Figure 3: Protection from extreme climate events - insured and total damages, 2000-2022 (US$bn)

Source: Environmental Research, June 28, 202211

From crisis comes opportunity

As ecozones alter, significant changes to human systems will be needed, creating opportunities for companies that might enhance society’s ability to thrive and bounce back from environmental challenges. Recent volatility has been an opportunity to increase allocations to high-conviction names.

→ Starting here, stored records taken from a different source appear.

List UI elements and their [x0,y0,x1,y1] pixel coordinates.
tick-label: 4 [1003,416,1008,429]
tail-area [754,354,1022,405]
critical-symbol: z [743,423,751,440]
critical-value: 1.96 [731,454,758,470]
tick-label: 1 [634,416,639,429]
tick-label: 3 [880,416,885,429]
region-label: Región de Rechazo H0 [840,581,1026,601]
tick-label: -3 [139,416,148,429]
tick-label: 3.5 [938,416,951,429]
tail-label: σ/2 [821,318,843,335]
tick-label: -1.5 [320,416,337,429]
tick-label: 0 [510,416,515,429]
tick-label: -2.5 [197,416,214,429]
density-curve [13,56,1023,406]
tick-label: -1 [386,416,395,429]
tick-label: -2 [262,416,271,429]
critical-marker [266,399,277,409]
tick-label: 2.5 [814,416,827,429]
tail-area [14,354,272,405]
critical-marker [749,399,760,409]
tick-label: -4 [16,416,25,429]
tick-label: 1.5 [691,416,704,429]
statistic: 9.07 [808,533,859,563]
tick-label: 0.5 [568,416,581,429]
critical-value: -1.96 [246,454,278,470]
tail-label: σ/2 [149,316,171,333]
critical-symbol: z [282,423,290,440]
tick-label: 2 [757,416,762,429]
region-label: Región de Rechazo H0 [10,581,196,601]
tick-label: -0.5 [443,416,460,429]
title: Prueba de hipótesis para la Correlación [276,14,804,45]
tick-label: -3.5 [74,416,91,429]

We have increased our exposure to companies offering real benefits at reasonable valuations

“A number of them are in the industrials and materials sectors, which are inherently cyclical,” says Max Burns, head of equities research and co-manager of the Aviva Investors Climate Transition Global Equities strategy. “They began to de-rate in the middle of 2022 with the spectre of recession, and we took the opportunity to add selectively. It gave us an opportunity to increase exposure to companies offering real benefits at reasonable valuations.”

Appreciating the advantages these companies offer is important, particularly after a period in which traditional fossil-fuel and carbon-heavy stocks have outperformed.

“It is important to recognise the strengths of the technologies and approaches we are targeting,” Kevis says. “As a society, we must do better at highlighting them. Change is coming, and there will be higher costs in the future if we fail to act.”